TN50 #81, The Mechanics of a Fat Liver, 25 July 2022

Hi Team,

Happy Monday and welcome to The Next 50 #81.  Alright I’m starting my work week off right, I drop Ava at dance then I am out on a training run with hill repeats and I’m listening to THE DRIVE Podcast.  America rules baby!

Anywho, his guest this week is, Dr. Michael Gershon, Dr.
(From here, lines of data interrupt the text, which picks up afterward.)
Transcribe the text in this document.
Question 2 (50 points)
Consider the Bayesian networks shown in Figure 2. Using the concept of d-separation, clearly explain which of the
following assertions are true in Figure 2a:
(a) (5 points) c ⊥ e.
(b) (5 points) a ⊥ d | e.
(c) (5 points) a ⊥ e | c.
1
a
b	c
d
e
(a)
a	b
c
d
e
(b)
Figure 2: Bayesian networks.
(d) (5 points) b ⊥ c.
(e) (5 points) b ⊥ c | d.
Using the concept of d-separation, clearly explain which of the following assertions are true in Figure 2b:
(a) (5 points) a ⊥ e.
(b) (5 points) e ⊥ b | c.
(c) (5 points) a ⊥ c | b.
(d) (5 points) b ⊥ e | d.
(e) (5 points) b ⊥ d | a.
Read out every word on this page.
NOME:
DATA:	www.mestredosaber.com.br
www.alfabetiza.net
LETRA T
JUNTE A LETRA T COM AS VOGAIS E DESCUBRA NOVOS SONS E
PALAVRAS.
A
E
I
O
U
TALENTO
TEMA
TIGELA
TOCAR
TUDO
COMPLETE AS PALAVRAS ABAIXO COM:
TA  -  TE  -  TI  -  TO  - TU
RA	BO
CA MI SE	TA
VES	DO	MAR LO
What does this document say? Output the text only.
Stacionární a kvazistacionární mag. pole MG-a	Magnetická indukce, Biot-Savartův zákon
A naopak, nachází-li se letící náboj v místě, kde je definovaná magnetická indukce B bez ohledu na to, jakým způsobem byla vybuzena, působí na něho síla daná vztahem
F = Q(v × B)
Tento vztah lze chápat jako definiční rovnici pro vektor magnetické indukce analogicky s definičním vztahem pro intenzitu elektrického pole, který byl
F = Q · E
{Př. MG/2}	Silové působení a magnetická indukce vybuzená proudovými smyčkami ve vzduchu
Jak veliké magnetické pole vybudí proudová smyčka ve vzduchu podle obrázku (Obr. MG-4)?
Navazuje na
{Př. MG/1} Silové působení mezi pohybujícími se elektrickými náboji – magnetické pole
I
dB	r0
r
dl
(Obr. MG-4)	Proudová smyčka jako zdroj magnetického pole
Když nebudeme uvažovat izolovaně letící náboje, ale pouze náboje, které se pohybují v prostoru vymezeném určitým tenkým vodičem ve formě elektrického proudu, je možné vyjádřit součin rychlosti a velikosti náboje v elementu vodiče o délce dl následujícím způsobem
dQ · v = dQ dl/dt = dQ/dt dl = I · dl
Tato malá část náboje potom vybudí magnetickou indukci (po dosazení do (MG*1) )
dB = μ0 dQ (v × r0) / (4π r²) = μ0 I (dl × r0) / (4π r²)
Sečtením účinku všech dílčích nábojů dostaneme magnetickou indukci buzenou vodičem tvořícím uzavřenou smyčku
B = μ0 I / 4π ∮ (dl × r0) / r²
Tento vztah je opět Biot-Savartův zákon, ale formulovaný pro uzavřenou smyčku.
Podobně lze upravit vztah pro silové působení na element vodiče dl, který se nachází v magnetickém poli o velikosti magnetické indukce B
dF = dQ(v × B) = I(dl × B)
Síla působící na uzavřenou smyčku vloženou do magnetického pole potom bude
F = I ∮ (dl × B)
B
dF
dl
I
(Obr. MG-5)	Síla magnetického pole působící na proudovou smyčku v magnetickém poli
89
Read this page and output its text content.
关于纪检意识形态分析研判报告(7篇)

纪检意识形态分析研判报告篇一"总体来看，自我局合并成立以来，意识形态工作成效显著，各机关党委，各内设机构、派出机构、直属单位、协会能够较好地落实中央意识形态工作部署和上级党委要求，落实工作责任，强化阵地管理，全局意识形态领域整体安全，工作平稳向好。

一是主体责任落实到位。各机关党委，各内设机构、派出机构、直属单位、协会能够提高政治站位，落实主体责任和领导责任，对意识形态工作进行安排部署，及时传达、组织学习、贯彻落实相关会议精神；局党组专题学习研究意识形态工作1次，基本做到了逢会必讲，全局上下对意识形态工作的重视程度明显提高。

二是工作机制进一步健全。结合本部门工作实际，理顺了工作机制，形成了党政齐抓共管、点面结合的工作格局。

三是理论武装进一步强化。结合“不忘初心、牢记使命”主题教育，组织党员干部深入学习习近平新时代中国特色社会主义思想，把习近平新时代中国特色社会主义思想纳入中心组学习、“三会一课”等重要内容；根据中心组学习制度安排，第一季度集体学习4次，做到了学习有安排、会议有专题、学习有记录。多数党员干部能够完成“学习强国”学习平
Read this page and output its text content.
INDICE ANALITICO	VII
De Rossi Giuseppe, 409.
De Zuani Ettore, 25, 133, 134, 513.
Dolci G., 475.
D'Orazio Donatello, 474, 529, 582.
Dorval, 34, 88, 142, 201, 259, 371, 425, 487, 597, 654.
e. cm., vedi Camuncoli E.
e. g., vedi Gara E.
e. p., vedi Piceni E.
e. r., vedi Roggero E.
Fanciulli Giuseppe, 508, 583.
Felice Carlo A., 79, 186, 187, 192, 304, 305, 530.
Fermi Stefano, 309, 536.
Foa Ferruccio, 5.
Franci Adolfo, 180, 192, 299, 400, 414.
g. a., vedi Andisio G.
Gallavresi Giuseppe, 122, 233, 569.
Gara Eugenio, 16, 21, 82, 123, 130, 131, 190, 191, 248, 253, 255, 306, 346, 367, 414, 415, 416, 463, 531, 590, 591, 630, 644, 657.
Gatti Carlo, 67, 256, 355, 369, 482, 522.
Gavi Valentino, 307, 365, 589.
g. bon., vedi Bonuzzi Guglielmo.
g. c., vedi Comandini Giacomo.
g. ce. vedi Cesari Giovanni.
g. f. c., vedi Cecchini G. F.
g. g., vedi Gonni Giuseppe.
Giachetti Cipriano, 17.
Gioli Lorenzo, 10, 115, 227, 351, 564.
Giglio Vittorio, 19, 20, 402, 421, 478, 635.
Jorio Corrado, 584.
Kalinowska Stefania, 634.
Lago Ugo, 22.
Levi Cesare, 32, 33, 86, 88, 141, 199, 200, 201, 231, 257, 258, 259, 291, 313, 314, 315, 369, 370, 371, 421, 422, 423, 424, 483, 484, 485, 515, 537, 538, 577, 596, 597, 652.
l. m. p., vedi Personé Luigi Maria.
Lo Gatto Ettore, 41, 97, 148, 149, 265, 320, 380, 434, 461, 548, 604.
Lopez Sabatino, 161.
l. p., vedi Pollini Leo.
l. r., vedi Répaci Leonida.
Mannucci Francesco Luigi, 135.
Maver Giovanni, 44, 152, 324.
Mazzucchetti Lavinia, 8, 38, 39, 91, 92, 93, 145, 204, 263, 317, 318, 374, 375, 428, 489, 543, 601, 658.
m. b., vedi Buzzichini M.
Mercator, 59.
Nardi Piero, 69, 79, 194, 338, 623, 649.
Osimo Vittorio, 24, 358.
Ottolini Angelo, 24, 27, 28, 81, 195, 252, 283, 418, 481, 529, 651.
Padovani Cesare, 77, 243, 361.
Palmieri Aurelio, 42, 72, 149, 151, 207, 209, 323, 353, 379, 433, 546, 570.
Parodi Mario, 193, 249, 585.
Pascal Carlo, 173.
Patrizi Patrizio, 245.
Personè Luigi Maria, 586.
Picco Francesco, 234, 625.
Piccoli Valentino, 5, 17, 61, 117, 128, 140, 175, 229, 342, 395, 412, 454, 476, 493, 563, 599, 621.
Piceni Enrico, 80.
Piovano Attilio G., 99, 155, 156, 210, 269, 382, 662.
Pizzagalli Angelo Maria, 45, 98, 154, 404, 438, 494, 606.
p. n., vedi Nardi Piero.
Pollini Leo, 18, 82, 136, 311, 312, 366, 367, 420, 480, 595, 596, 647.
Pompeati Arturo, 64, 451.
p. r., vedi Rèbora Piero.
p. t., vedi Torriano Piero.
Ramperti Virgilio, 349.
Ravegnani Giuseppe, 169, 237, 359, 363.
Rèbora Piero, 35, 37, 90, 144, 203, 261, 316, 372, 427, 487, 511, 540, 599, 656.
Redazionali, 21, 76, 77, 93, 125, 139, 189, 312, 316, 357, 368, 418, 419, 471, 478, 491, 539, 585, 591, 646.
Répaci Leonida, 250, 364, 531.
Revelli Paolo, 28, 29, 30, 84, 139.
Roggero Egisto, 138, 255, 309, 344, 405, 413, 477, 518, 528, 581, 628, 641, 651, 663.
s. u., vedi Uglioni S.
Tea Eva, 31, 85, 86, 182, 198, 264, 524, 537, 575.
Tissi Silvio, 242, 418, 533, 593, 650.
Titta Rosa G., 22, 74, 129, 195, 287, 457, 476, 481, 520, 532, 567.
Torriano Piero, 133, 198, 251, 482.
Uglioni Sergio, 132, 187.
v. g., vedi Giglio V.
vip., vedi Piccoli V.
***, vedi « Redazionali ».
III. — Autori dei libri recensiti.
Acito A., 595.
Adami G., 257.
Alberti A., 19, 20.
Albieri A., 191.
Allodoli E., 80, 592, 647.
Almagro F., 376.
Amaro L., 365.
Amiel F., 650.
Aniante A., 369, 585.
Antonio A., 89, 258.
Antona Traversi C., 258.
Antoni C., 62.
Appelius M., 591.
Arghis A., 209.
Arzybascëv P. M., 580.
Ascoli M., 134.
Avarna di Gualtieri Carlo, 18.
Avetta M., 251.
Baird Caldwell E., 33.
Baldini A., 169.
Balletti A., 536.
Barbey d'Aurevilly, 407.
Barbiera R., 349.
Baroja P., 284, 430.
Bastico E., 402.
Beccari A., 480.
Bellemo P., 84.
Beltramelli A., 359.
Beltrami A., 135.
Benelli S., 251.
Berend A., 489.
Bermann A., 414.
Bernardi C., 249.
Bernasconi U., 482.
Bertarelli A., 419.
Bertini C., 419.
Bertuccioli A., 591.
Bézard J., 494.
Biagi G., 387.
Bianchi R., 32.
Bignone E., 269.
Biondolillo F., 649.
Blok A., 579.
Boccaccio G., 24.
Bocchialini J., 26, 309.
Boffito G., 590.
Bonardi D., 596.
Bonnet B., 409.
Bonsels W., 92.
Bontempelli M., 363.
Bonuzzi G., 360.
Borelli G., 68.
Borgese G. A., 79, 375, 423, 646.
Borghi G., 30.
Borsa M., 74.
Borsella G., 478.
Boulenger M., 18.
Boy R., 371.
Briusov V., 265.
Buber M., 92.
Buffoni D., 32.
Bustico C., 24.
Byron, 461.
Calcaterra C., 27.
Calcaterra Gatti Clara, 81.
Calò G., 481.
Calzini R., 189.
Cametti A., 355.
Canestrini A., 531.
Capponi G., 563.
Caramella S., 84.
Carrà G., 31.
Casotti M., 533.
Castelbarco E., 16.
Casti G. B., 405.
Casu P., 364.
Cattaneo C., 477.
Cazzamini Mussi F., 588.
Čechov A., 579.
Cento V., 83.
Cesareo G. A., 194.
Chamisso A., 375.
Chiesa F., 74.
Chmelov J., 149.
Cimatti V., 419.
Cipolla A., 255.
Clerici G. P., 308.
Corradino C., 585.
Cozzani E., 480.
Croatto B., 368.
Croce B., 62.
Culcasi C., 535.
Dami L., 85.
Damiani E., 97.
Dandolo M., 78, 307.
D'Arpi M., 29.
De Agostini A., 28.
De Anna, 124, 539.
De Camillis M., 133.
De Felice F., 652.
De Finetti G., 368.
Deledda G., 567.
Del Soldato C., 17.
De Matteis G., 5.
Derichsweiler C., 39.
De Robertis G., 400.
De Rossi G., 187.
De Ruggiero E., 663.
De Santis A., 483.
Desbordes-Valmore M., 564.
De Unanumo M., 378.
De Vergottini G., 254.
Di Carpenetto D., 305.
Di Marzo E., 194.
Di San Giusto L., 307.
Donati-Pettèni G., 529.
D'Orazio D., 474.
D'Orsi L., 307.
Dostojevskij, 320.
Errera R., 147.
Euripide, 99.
G has been studying all things involving the gut for roughly 60 years.  The whole podcast was amazing, but I know you all won’t listen to it, except EN, she will listen to it, you go girl.  So here’s the big moment:

Your pyloric sphincter is only open approximately 1mm most of the day!!!, mic drop!

Ya, your duodenum, which is at the bottom of your stomach, has a sphincter at the top which separates the stomach from the duodenum, this sphincter is called the pyloric sphincter.  The pyloric sphincter stays pretty much locked down all day with only a 1mm opening.  Why are you not jumping up and down based on this new mechanical understanding of how you digest and absorb food?

OK, I’ll back up.  Large boluses of fructose are not handled well by the liver so when you have large boluses of fructose hitting the liver on a regular bases you end up with fat deposits in your liver also known as visceral fat.  This is bad, you do not want this.

Think about the following:

  1. You eat a piece of chicken and your digestive juices slowly break it down in your stomach before the nutrients pass through the 1mm gap.
  2. You eat an orange and your digestive juices slowly break it down in your stomach before the nutrients pass through the 1mm gap.
  3. You drink an 8-ounce glass of organic orange juice and the nutrients basically pass right through the 1mm gap.
  4. You eat a delicious “HOT” (people from the SE will get this) Krispy Cream donut and your digestive juices make quick work of the processed flour and sugar in your stomach before the nutrients pass through the 1mm gap.
  5. You drink a 12-ounce glass of whole milk and the nutrients basically pass right through the 1mm gap.

Which two examples have the best chance of adding fat to the liver?

If you said 3 and 5, you’d be wrong, from a velocity stand point juice and milk will get to the liver fast and unadulterated but lactose, in milk, is converted to glucose and gets launched into the blood for muscles to deal with.  OJ is fructose and a bolus of fructose hitting the liver is a no no, just like drinking too much alcohol.

If you said 2 and 3 you’d be wrong, an orange has a lot of fiber binding up the fructose so the fructose from an orange that makes it all the way to the liver arrives much more slowly, we already covered the OJ.

If you said 3 and 4, you’d be right, highly processed food like a donut (which is delicious, BTW) takes very little time to liquify and pass through the 1mm opening of the pyloric sphincter, and there is lot of fructose in donuts!  We already cover the oj.

 As always share the post with your team or anyone who might find it useful and let me know what you think.

Have a good one, Alex

PS. Thanks to those who gave feedback on my website, fpp.llc. if you have a few minutes, check it out and let me know what you think. Many thanks to Melissa and Todd for months of patients as we designed this, you two rock!!!

PSS.  You don’t really absorb any nutrients in your stomach, all that happens in your intestines, which… is why understanding the mechanics of the pyloric sphincter is so dang cool.

PSSS.  There are a trillion other things going on that I am ignoring in my quest to focus on the 1mm gap.